[An obituary by CP of the writer, Kingsley Amis, first published in David Langford’s monthly newszine, Ansible. This article may be downloaded, but may not be uploaded or printed elsewhere.]
I discovered Kingsley Amis’s work through New Maps of Hell, a book about science fiction which in 1962 was a revelation to me and (as it turned out) to many other people too. In particular, it had a great impact on the book’s own British publisher, Gollancz. Hilary Rubinstein, then editor at Gollancz, realized how few of the books Amis mentioned were available in the UK, and set about acquiring and publishing them. This was the beginning of what was for years unquestionably the most influential sf list in Britain.
New Maps of Hell is still one of the greatest of all books on the subject, but it is of course now dated. Many years later, when I knew Kingsley, I asked him if he had ever thought about writing a revised version, for instance to discuss Ballard, who is not even mentioned in passing in the original, or the New Wave movement of the 1960s, or anything else since. Characteristically, Amis launched into an extremely amusing tirade against bloody secondrate American writers, who had read his book and, sensing a good thing, had moved in and ruined everything. Anyway, he said, he didn’t want to have to read all that stuff to catch up, only to see it start slipping out of date again.

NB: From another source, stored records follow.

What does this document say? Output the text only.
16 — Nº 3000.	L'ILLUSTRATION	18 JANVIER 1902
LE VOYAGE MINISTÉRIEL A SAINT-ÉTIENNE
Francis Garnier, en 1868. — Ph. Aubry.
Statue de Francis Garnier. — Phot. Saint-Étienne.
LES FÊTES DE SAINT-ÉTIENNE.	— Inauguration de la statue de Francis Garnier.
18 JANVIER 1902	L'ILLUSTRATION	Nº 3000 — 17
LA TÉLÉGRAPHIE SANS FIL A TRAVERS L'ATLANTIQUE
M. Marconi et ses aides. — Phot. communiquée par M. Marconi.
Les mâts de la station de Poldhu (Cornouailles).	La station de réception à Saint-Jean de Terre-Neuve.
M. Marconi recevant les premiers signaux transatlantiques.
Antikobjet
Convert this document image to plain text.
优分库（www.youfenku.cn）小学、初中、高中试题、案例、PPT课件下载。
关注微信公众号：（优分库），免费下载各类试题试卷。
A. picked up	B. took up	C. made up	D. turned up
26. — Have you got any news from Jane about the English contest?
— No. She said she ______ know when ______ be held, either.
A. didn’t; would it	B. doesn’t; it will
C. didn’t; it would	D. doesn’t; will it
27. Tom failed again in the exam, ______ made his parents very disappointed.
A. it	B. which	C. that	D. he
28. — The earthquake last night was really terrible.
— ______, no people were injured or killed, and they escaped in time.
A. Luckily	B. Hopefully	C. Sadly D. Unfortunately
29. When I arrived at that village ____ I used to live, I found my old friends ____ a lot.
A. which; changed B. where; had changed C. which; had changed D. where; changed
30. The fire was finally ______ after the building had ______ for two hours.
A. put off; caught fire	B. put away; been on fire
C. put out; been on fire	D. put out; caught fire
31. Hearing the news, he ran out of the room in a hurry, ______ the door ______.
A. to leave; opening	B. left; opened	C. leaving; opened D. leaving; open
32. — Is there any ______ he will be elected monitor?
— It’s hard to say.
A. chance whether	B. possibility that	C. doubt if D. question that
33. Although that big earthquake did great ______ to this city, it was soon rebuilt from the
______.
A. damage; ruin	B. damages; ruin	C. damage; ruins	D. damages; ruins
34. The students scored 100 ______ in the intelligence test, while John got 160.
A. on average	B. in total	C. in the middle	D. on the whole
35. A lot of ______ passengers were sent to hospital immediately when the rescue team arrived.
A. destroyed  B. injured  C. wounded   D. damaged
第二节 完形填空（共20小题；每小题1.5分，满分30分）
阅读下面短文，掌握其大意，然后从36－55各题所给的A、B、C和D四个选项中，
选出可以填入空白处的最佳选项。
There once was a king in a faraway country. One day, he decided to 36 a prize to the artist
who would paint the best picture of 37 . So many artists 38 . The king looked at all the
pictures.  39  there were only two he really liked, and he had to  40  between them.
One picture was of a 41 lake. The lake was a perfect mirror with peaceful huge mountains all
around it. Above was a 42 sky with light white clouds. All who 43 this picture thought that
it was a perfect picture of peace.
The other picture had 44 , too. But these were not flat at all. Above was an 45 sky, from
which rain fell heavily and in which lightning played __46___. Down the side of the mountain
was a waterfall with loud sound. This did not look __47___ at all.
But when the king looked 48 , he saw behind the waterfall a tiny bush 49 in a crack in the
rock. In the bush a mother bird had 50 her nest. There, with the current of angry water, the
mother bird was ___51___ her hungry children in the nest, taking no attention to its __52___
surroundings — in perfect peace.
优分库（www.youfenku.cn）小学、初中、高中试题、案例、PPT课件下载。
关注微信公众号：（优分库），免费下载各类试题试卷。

Amis’s own attempts at writing sf are not his best work, although The Alteration is a good genre novel (and nods gratefully to Keith Roberts and Harry Harrison, whose own alternate- worlds novels had impressed him). Amis often experimented with genre fiction, and his other sf novel, not as good, was Russian Hide and Seek. He also wrote Colonel Sun (a James Bond novel), The Riverside Villas Mystery (a murder mystery), and The Green Man (a superb book: a modern ghost story with a truly frightening climax). What he excelled at, though, were his social comedies.

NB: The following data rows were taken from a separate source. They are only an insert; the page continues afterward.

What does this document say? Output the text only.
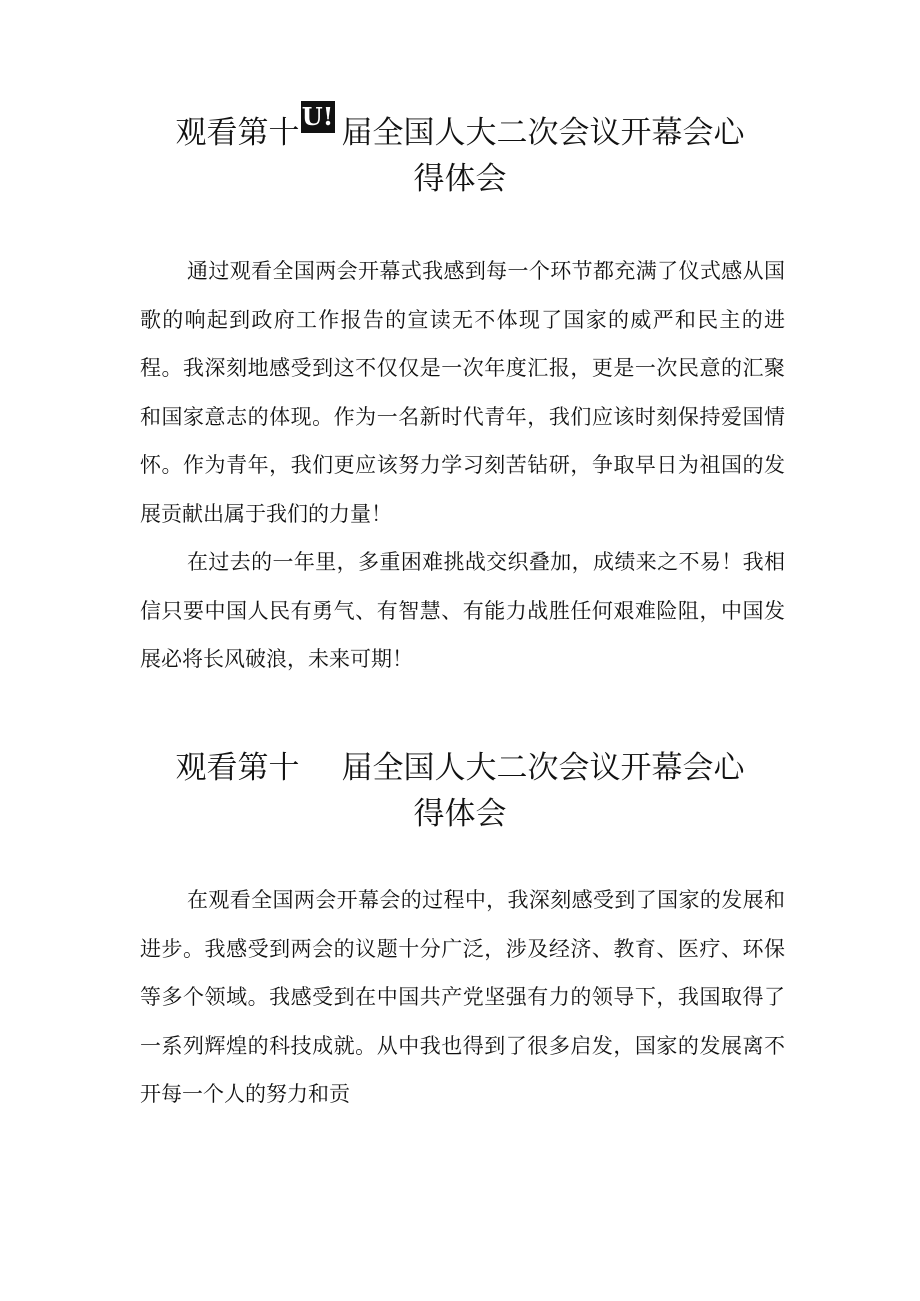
观看第十 U! 届全国人大二次会议开幕会心
得体会

通过观看全国两会开幕式我感到每一个环节都充满了仪式感从国歌的响起到政府工作报告的宣读无不体现了国家的威严和民主的进程。我深刻地感受到这不仅仅是一次年度汇报，更是一次民意的汇聚和国家意志的体现。作为一名新时代青年，我们应该时刻保持爱国情怀。作为青年，我们更应该努力学习刻苦钻研，争取早日为祖国的发展贡献出属于我们的力量！

在过去的一年里，多重困难挑战交织叠加，成绩来之不易！我相信只要中国人民有勇气、有智慧、有能力战胜任何艰难险阻，中国发展必将长风破浪，未来可期！

观看第十 届全国人大二次会议开幕会心
得体会

在观看全国两会开幕会的过程中，我深刻感受到了国家的发展和进步。我感受到两会的议题十分广泛，涉及经济、教育、医疗、环保等多个领域。我感受到在中国共产党坚强有力的领导下，我国取得了一系列辉煌的科技成就。从中我也得到了很多启发，国家的发展离不开每一个人的努力和贡
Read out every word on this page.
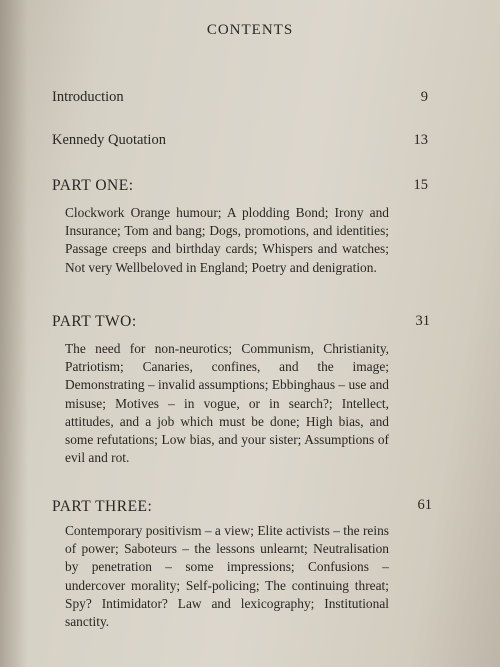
CONTENTS
Introduction	9
Kennedy Quotation	13
PART ONE:	15
Clockwork Orange humour; A plodding Bond; Irony and Insurance; Tom and bang; Dogs, promotions, and identities; Passage creeps and birthday cards; Whispers and watches; Not very Wellbeloved in England; Poetry and denigration.
PART TWO:	31
The need for non-neurotics; Communism, Christianity, Patriotism; Canaries, confines, and the image; Demonstrating – invalid assumptions; Ebbinghaus – use and misuse; Motives – in vogue, or in search?; Intellect, attitudes, and a job which must be done; High bias, and some refutations; Low bias, and your sister; Assumptions of evil and rot.
PART THREE:	61
Contemporary positivism – a view; Elite activists – the reins of power; Saboteurs – the lessons unlearnt; Neutralisation by penetration – some impressions; Confusions – undercover morality; Self-policing; The continuing threat; Spy? Intimidator? Law and lexicography; Institutional sanctity.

Lucky Jim was the first of these, the novel which made him famous, and the one sensed by people who never really liked Amis to be possibly his best. It was a long way from this. His writing got better as time went by, and as he grew older, more right-wing, more intemperate, more politically incorrect, his comedies became increasingly funny and ideologically unsound. My own favourites are One Fat Englishman, Girl 20, Take a Girl Like You, Jake’s Thing and The Old Devils, but I can also say that I never read an Amis book I didn’t enjoy for one reason or another. His essays are required reading, in my view, even the slightest of them. One of the best, “Sod the Public: a Consumer’s Guide”, is quintessential Amis.
I was not a close personal friend, but I treasure my memories of my meetings with him. He was the best of company: a wonderful mimic, a storyteller, a boozer, a sharp-eyed observer. Men loved his company, but so too did a lot of women — he was not a sexist, as I’ve heard him described since his death, but a misogynist, an altogether trickier proposition for feminists to deal with. He went on about things, but never tediously, and was sharpest of all about people who went on about things too long. I thought of him as our best contemporary writer, and I was distressed when I heard he had died.
Currently available books by Kingsley Amis include all those highlighted above, and a book he worked on most of his life but which wasn’t published until after his death, The King’s English. Intriguingly, an untitled new novel from Amis is expected in 2004.